The German word maus is cognate to the English word "mouse",[119] and also reminiscent of the German word mauscheln, which means "to speak like a Jew"[120] and refers to the way Jews from Eastern Europe spoke German[121]—a word not etymologically related to maus, but distantly to Moses.[120]

Style

Cover of comic book Atomic Mouse
Spiegelman's use of funny animals, similar to those shown here, conflicted with readers' expectations.

Spiegelman's perceived audacity in using the Holocaust as his subject was compounded by his use of comics to tell the story. The medium was viewed in the English-speaking world as being inherently trivial,[122] thus degrading the subject matter, especially as he used animal heads in place of recognizably human ones.[123] Funny animals have been a staple of comics, and while they have traditionally been thought of as being for children, the underground had long made use of them in adult stories,[124] for example in Robert Crumb's Fritz the Cat, which showed that the genre could "open up the way to a paradoxical narrative realism" that Maus exploited.[125]

Ostensibly about the Holocaust, the story is entwined with the frame tale of Art interviewing and interacting with his father. Art's "Prisoner on the Hell Planet" is also encompassed by the frame, and contrasts visually and thematicically with the rest of the book as all the characters are in human form[53] in a surreal, German Expressionist woodcut style inspired by Lynd Ward.[126]

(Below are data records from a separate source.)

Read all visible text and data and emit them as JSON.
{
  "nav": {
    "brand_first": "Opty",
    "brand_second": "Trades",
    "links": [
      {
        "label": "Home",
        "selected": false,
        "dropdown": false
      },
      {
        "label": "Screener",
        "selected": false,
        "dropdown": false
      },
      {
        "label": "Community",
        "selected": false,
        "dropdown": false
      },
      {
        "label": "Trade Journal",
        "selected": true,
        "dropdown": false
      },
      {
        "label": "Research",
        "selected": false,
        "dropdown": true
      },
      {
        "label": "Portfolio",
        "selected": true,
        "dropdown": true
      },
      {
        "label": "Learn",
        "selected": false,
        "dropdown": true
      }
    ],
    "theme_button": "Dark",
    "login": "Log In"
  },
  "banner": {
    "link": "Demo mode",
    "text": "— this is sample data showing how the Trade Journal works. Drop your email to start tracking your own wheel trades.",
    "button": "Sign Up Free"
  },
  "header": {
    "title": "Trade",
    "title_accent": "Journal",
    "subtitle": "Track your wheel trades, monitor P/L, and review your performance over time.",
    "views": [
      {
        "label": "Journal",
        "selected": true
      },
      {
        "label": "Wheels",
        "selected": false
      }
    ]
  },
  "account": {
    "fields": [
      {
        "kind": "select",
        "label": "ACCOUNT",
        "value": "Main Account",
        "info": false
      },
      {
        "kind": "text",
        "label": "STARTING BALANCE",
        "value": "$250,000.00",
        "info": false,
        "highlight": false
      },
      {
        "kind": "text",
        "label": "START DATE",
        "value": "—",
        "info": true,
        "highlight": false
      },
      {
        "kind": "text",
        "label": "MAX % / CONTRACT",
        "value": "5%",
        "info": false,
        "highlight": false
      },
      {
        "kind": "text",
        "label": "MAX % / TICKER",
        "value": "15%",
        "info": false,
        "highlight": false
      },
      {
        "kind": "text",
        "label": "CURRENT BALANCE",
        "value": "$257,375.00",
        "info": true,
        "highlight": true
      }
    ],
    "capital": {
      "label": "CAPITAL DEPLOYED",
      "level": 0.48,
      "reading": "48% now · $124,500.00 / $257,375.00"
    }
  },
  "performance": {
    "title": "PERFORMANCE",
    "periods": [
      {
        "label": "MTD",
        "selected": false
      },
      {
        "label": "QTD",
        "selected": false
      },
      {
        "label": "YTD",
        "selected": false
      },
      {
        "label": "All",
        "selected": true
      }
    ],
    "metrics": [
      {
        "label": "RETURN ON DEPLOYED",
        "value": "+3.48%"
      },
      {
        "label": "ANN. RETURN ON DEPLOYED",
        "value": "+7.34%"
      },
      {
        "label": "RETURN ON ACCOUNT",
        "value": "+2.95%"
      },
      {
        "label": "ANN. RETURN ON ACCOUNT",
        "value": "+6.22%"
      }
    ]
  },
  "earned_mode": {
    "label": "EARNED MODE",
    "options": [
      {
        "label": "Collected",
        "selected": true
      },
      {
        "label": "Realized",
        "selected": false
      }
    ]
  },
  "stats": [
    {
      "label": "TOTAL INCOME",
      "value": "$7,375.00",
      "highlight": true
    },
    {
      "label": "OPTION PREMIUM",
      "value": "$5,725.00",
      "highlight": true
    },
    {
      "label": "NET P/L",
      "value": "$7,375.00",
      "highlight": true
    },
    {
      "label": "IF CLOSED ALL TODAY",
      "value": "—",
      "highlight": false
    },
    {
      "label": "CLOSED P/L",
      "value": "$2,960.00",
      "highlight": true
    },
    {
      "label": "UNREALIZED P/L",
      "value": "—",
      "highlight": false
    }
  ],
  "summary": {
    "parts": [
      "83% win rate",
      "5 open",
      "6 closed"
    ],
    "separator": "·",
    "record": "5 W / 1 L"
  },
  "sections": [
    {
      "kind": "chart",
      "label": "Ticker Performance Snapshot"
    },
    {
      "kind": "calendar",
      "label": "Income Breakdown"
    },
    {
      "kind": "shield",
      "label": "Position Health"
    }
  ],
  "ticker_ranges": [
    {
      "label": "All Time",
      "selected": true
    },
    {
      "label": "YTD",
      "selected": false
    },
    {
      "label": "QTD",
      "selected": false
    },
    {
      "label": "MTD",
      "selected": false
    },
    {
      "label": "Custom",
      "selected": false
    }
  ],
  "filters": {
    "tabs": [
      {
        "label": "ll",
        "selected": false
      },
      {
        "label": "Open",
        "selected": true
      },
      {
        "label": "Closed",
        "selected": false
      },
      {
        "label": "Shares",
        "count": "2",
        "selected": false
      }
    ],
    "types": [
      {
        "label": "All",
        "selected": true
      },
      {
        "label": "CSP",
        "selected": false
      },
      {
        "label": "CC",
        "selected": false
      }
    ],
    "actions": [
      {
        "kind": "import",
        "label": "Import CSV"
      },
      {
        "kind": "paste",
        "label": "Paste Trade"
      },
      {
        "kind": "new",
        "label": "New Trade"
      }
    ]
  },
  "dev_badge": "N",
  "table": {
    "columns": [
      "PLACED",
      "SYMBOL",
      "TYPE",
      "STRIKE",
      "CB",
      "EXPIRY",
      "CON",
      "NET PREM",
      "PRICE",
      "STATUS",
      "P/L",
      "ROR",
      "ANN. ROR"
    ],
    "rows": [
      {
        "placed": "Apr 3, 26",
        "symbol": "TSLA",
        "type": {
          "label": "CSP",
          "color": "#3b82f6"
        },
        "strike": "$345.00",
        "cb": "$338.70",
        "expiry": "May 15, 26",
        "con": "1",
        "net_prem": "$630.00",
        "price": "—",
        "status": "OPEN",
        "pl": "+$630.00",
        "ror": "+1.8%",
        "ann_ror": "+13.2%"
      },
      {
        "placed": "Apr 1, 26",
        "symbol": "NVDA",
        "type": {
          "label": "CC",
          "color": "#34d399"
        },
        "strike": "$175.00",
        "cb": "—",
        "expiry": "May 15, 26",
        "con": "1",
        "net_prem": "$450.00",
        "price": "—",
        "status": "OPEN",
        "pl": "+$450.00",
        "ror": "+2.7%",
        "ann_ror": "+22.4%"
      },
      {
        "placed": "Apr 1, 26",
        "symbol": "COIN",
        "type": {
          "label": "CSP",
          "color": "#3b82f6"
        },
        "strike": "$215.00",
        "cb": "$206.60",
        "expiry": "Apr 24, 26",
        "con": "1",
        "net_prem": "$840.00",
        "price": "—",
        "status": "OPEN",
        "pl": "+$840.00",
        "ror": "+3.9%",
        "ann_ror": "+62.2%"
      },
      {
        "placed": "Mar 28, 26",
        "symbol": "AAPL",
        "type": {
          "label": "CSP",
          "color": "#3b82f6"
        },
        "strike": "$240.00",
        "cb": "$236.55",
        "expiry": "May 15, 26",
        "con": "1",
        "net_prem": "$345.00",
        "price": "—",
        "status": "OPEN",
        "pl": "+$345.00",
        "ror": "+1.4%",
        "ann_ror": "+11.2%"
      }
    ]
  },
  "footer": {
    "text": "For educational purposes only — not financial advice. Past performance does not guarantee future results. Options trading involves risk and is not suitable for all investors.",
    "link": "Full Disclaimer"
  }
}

The line between the frame and the world is bolded by comments such as when Spiegelman, neurotically trying to deal with what Maus is becoming for him, says to his wife, "You'd never let me do so much talking without interrupting if this were real life."[127] When a prisoner the Nazis believe to be a Jew claims to be German, Spiegelman has the difficulty of whether to present this character as a cat or a mouse.[128] Throughout the book, Spiegelman incorporates and highlights banal details from his father's tales, sometimes humorous or ironic, giving a lightness and humanity to the story which "helps carry the weight of the unbearable historical realities".[5]

Spiegelman started taking down his interviews with Vladek on paper, but quickly switched to a tape recorder,[129] face-to-face or over the phone.[52] Spiegelman often condensed Vladek's words, and occasionally added to the dialogue,[129] or synthesized multiple retellings into a single portrayal.[52]

Spiegelman worried about the effect that his organizing of Vladek's story would have on its authenticity. In the end, he eschewed a Joycean approach and settled on a linear narrative he thought would be better at "getting things across". He also strove to present how the book was recorded and organized as an important part of the book itself, expressing the "sense of an interview shaped by a relationship".[52]

Artwork

The story is text-driven, with few wordless panels[4] in its 1,500 black-and-white drawings.[130] The art has high contrast, with heavy black areas and thick black borders balanced against areas of white and wide white margins. There is little gray in the shading.[131] In the narrative present, the pages are arranged in eight-panel grids; in the narrative past, Spiegelman found himself "violating the grid constantly" with his page layouts.[32]

Spiegelman did the original three-page "Maus" and "Prisoner on the Hell Planet" in highly detailed, expressive styles. Spiegelman initially planned to draw Maus in such a manner, but after initial sketches he decided to use a pared-down style, one little removed from his pencil sketches, which would be more direct and immediate. Characters are rendered in a minimalist way, with dots for eyes and slashes for eyebrows and mouths, looking "as if they were human beings with animal heads pasted on them".[37] Spiegelman wanted to get away from the rendering of the characters in the original "Maus", in which oversized cats towered over the Jewish mice, an approach which Spiegelman says, "tells you how to feel, tells you how to think".[132] He preferred to let the reader make independent moral judgments.[133] He drew the cat-Nazis the same size as the mouse-Jews, and dropped the stereotypical villainous expressions.[89] The contrast between the artwork in "Prisoner on the Hell Planet" and Maus drives home the effectiveness of the simpler artwork—"Prisoner" is alienating, while Maus is more inviting, encouraging deeper contemplation and understanding.[40]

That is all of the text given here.